When she finally made it inside, he was sitting in his chair with swollen, almost blackened legs “seeping fluid.”

“First and foremost, for me it’s always, ‘How are you doing?’ He was not doing well. I said, “Can I just pray for you?’ He gave me an opportunity to pray for him, to minister to him,” said Lopez, a member of an Assembly of God church in Cabot.

He soon visited a doctor. “After that, every time I went to the property he would chase me down if I did not come to see him.” 

Davis, a parishioner at Christ the King in Little Rock, said working for Christopher Homes was a blessing, remembering giving a woman a tour of a Christopher Homes of Palestine apartment.

“She broke down and started crying. I said, ‘Ma’am, did I say something to hurt you?

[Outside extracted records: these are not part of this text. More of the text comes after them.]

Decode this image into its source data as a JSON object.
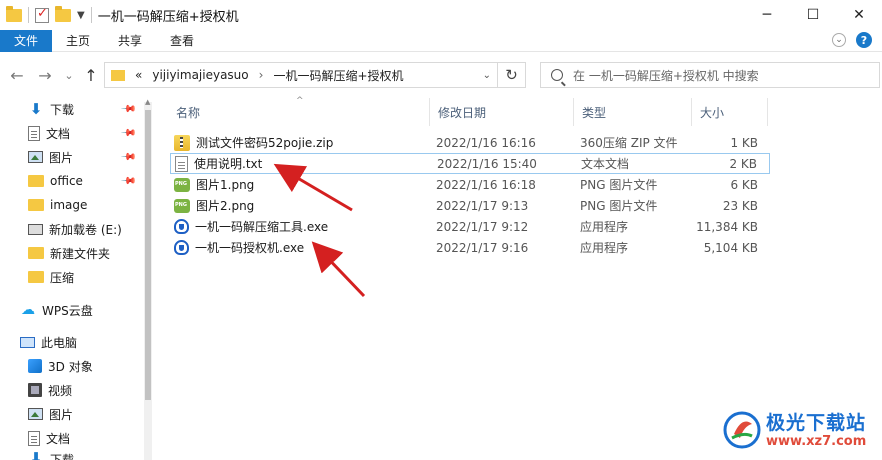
{
  "window": {
    "title": "一机一码解压缩+授权机",
    "controls": {
      "minimize": "─",
      "maximize": "☐",
      "close": "✕"
    }
  },
  "ribbon": {
    "tabs": [
      "文件",
      "主页",
      "共享",
      "查看"
    ],
    "expand": "⌄",
    "help": "?"
  },
  "addressbar": {
    "back": "←",
    "forward": "→",
    "recent": "⌄",
    "up": "↑",
    "overflow": "«",
    "crumbs": [
      "yijiyimajieyasuo",
      "一机一码解压缩+授权机"
    ],
    "separator": "›",
    "dropdown": "⌄",
    "refresh": "↻",
    "search_placeholder": "在 一机一码解压缩+授权机 中搜索"
  },
  "sidebar": {
    "items": [
      {
        "label": "下载",
        "icon": "download-icon",
        "pinned": true
      },
      {
        "label": "文档",
        "icon": "document-icon",
        "pinned": true
      },
      {
        "label": "图片",
        "icon": "picture-icon",
        "pinned": true
      },
      {
        "label": "office",
        "icon": "folder-icon",
        "pinned": true
      },
      {
        "label": "image",
        "icon": "folder-icon",
        "pinned": false
      },
      {
        "label": "新加载卷 (E:)",
        "icon": "drive-icon",
        "pinned": false
      },
      {
        "label": "新建文件夹",
        "icon": "folder-icon",
        "pinned": false
      },
      {
        "label": "压缩",
        "icon": "folder-icon",
        "pinned": false
      },
      {
        "label": "WPS云盘",
        "icon": "cloud-icon",
        "pinned": false
      },
      {
        "label": "此电脑",
        "icon": "computer-icon",
        "pinned": false
      },
      {
        "label": "3D 对象",
        "icon": "3d-objects-icon",
        "pinned": false
      },
      {
        "label": "视频",
        "icon": "video-icon",
        "pinned": false
      },
      {
        "label": "图片",
        "icon": "picture-icon",
        "pinned": false
      },
      {
        "label": "文档",
        "icon": "document-icon",
        "pinned": false
      },
      {
        "label": "下载",
        "icon": "download-icon",
        "pinned": false
      }
    ],
    "pin_glyph": "📌"
  },
  "filelist": {
    "columns": [
      "名称",
      "修改日期",
      "类型",
      "大小"
    ],
    "sort_indicator": "^",
    "files": [
      {
        "name": "测试文件密码52pojie.zip",
        "date": "2022/1/16 16:16",
        "type": "360压缩 ZIP 文件",
        "size": "1 KB",
        "icon": "zip-icon"
      },
      {
        "name": "使用说明.txt",
        "date": "2022/1/16 15:40",
        "type": "文本文档",
        "size": "2 KB",
        "icon": "text-file-icon"
      },
      {
        "name": "图片1.png",
        "date": "2022/1/16 16:18",
        "type": "PNG 图片文件",
        "size": "6 KB",
        "icon": "png-icon"
      },
      {
        "name": "图片2.png",
        "date": "2022/1/17 9:13",
        "type": "PNG 图片文件",
        "size": "23 KB",
        "icon": "png-icon"
      },
      {
        "name": "一机一码解压缩工具.exe",
        "date": "2022/1/17 9:12",
        "type": "应用程序",
        "size": "11,384 KB",
        "icon": "exe-icon"
      },
      {
        "name": "一机一码授权机.exe",
        "date": "2022/1/17 9:16",
        "type": "应用程序",
        "size": "5,104 KB",
        "icon": "exe-icon"
      }
    ]
  },
  "watermark": {
    "title": "极光下载站",
    "url": "www.xz7.com"
  },
  "colors": {
    "accent": "#1979ca",
    "annotation_arrow": "#d42020",
    "selection_border": "#99c9ef",
    "header_text": "#4c607a"
  }
}
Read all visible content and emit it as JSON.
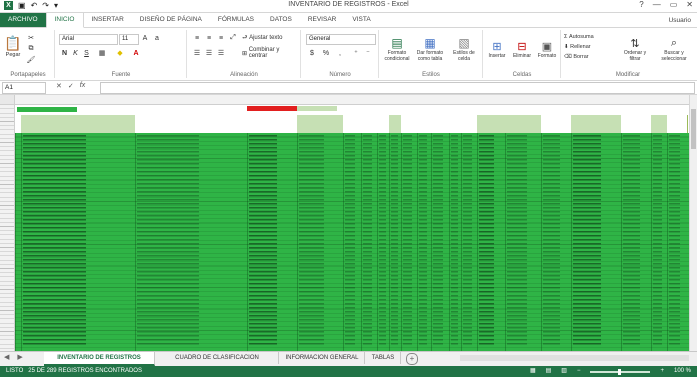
{
  "window": {
    "title": "INVENTARIO DE REGISTROS - Excel",
    "controls": [
      "?",
      "—",
      "▭",
      "✕"
    ]
  },
  "ribbon_tabs": [
    {
      "label": "ARCHIVO",
      "kind": "file"
    },
    {
      "label": "INICIO",
      "kind": "active"
    },
    {
      "label": "INSERTAR",
      "kind": "normal"
    },
    {
      "label": "DISEÑO DE PÁGINA",
      "kind": "normal"
    },
    {
      "label": "FÓRMULAS",
      "kind": "normal"
    },
    {
      "label": "DATOS",
      "kind": "normal"
    },
    {
      "label": "REVISAR",
      "kind": "normal"
    },
    {
      "label": "VISTA",
      "kind": "normal"
    }
  ],
  "user_label": "Usuario",
  "ribbon": {
    "clipboard": {
      "label": "Portapapeles",
      "paste": "Pegar"
    },
    "font": {
      "label": "Fuente",
      "font_name": "Arial",
      "font_size": "11"
    },
    "alignment": {
      "label": "Alineación",
      "wrap": "Ajustar texto",
      "merge": "Combinar y centrar"
    },
    "number": {
      "label": "Número",
      "format": "General"
    },
    "styles": {
      "label": "Estilos",
      "cond": "Formato condicional",
      "table": "Dar formato como tabla",
      "cell": "Estilos de celda"
    },
    "cells": {
      "label": "Celdas",
      "insert": "Insertar",
      "delete": "Eliminar",
      "format": "Formato"
    },
    "editing": {
      "label": "Modificar",
      "autosum": "Autosuma",
      "fill": "Rellenar",
      "clear": "Borrar",
      "sort": "Ordenar y filtrar",
      "find": "Buscar y seleccionar"
    }
  },
  "formula_bar": {
    "name_box": "A1",
    "content": ""
  },
  "sheet_tabs": [
    {
      "label": "INVENTARIO DE REGISTROS",
      "active": true
    },
    {
      "label": "CUADRO DE CLASIFICACION",
      "active": false
    },
    {
      "label": "INFORMACION GENERAL",
      "active": false
    },
    {
      "label": "TABLAS",
      "active": false
    }
  ],
  "status": {
    "left": "LISTO",
    "message": "25 DE 289 REGISTROS ENCONTRADOS",
    "zoom": "100 %"
  },
  "colors": {
    "accent": "#217346",
    "fill_green": "#2fb446",
    "header_green": "#c6e0b4",
    "red_marker": "#e21f1f"
  }
}
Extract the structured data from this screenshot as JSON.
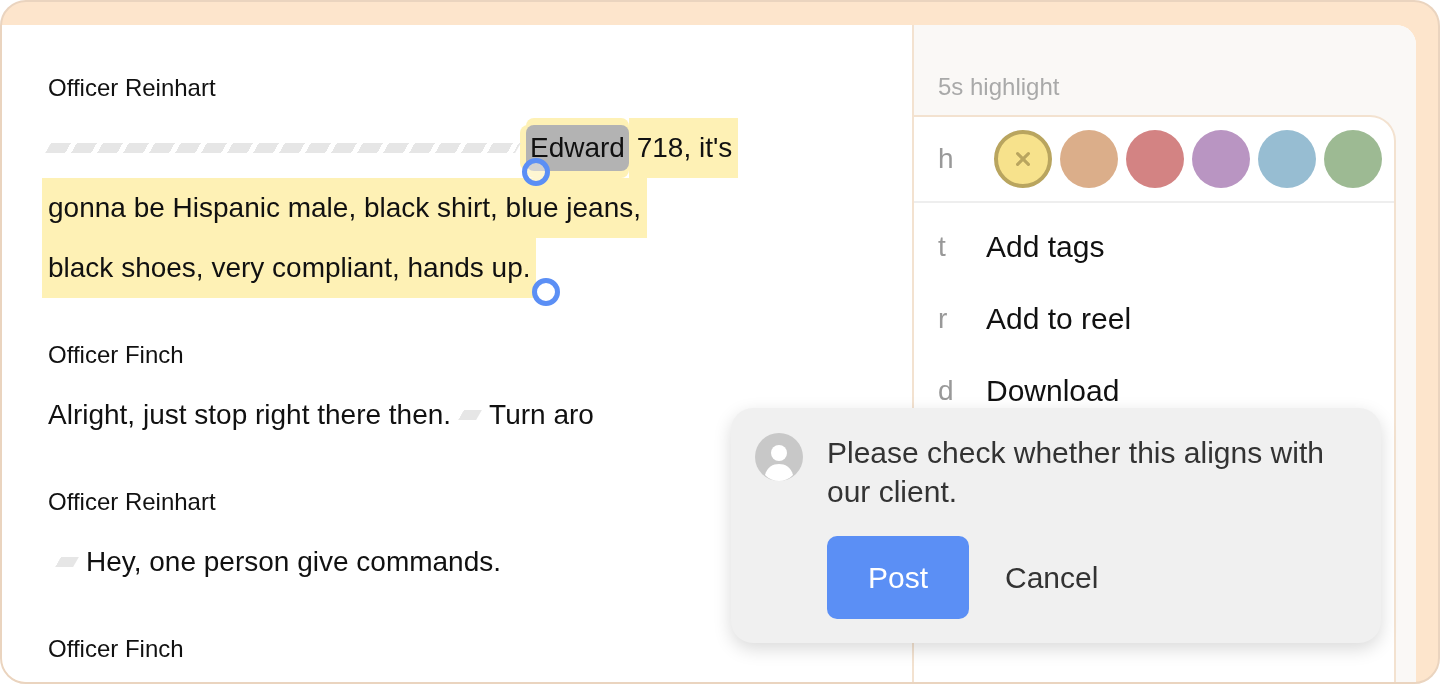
{
  "transcript": [
    {
      "speaker": "Officer Reinhart",
      "lines": [
        [
          {
            "kind": "longredaction"
          },
          {
            "kind": "handle"
          },
          {
            "kind": "text",
            "text": "Edward",
            "highlighted": true,
            "selected": true
          },
          {
            "kind": "text",
            "text": " 718, it's",
            "highlighted": true,
            "selected": false
          }
        ],
        [
          {
            "kind": "text",
            "text": "gonna be Hispanic male, black shirt, blue jeans,",
            "highlighted": true,
            "selected": false
          }
        ],
        [
          {
            "kind": "text",
            "text": "black shoes, very compliant, hands up.",
            "highlighted": true,
            "selected": false
          },
          {
            "kind": "handle"
          }
        ]
      ]
    },
    {
      "speaker": "Officer Finch",
      "lines": [
        [
          {
            "kind": "text",
            "text": "Alright, just stop right there then.",
            "highlighted": false,
            "selected": false
          },
          {
            "kind": "redaction"
          },
          {
            "kind": "text",
            "text": "Turn aro",
            "highlighted": false,
            "selected": false
          }
        ]
      ]
    },
    {
      "speaker": "Officer Reinhart",
      "lines": [
        [
          {
            "kind": "redaction"
          },
          {
            "kind": "text",
            "text": "Hey, one person give commands.",
            "highlighted": false,
            "selected": false
          }
        ]
      ]
    },
    {
      "speaker": "Officer Finch"
    }
  ],
  "panel": {
    "label": "5s highlight",
    "color_row": {
      "key": "h",
      "colors": [
        {
          "color": "#f7e28c",
          "selected": true
        },
        {
          "color": "#dbae8a",
          "selected": false
        },
        {
          "color": "#d38383",
          "selected": false
        },
        {
          "color": "#b995c2",
          "selected": false
        },
        {
          "color": "#97bdd2",
          "selected": false
        },
        {
          "color": "#9dba93",
          "selected": false
        }
      ]
    },
    "items": [
      {
        "key": "t",
        "label": "Add tags"
      },
      {
        "key": "r",
        "label": "Add to reel"
      },
      {
        "key": "d",
        "label": "Download"
      }
    ]
  },
  "comment": {
    "text": "Please check whether this aligns with our client.",
    "post": "Post",
    "cancel": "Cancel"
  }
}
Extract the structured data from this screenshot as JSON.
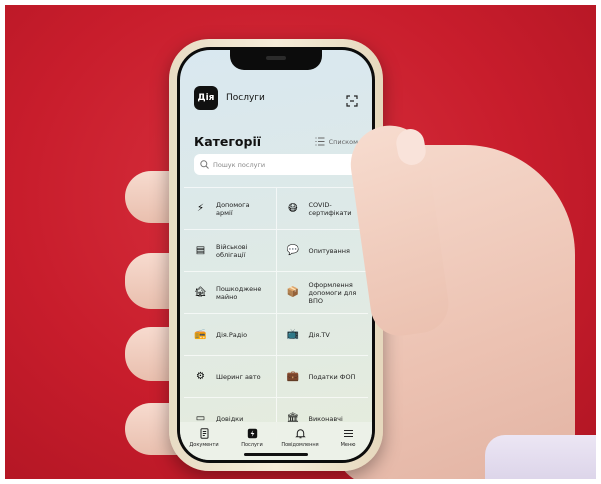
{
  "header": {
    "logo_text": "Дія",
    "title": "Послуги",
    "scan_icon": "scan-icon"
  },
  "categories": {
    "title": "Категорії",
    "view_toggle_label": "Списком",
    "search_placeholder": "Пошук послуги"
  },
  "grid": [
    [
      {
        "icon": "lightning-icon",
        "glyph": "⚡",
        "label_lines": [
          "Допомога",
          "армії"
        ]
      },
      {
        "icon": "mask-face-icon",
        "glyph": "😷",
        "label_lines": [
          "COVID-",
          "сертифікати"
        ]
      }
    ],
    [
      {
        "icon": "bond-icon",
        "glyph": "▤",
        "label_lines": [
          "Військові",
          "облігації"
        ]
      },
      {
        "icon": "chat-bubble-icon",
        "glyph": "💬",
        "label_lines": [
          "Опитування"
        ]
      }
    ],
    [
      {
        "icon": "damaged-house-icon",
        "glyph": "🏚",
        "label_lines": [
          "Пошкоджене",
          "майно"
        ]
      },
      {
        "icon": "box-icon",
        "glyph": "📦",
        "label_lines": [
          "Оформлення",
          "допомоги для",
          "ВПО"
        ]
      }
    ],
    [
      {
        "icon": "radio-icon",
        "glyph": "📻",
        "label_lines": [
          "Дія.Радіо"
        ]
      },
      {
        "icon": "tv-icon",
        "glyph": "📺",
        "label_lines": [
          "Дія.TV"
        ]
      }
    ],
    [
      {
        "icon": "car-sharing-icon",
        "glyph": "⚙",
        "label_lines": [
          "Шеринг авто"
        ]
      },
      {
        "icon": "briefcase-icon",
        "glyph": "💼",
        "label_lines": [
          "Податки ФОП"
        ]
      }
    ],
    [
      {
        "icon": "certificate-icon",
        "glyph": "▭",
        "label_lines": [
          "Довідки"
        ]
      },
      {
        "icon": "court-icon",
        "glyph": "🏛",
        "label_lines": [
          "Виконавчі"
        ]
      }
    ]
  ],
  "bottom_nav": [
    {
      "icon": "document-icon",
      "label": "Документи",
      "active": false
    },
    {
      "icon": "services-icon",
      "label": "Послуги",
      "active": true
    },
    {
      "icon": "bell-icon",
      "label": "Повідомлення",
      "active": false
    },
    {
      "icon": "menu-icon",
      "label": "Меню",
      "active": false
    }
  ],
  "colors": {
    "background_red": "#c81d2c",
    "app_bg": "#dde9e8",
    "logo_bg": "#111111"
  }
}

I apologize if I did.’ She said, ‘No, this is going to be the nicest place I have ever lived.’ That really made me feel good to know we were helping people that really need help,” Davis said. “Feed the poor, house the homeless. I guess that was a calling.”

Looking to the future, Lopez said the nonprofit is “in the sprint right now” in filing a grant application with HUD, which will award 30 grants from $50 million across the country.

The proposed project will be a 20-unit property in Jacksonville, replicating the Little Rock property and the grant would total $2.3 million. Awards will be announced in November. 

“We just need to gradually do what we do best. Add to our inventory and maybe see about managing other properties,” Lopez said.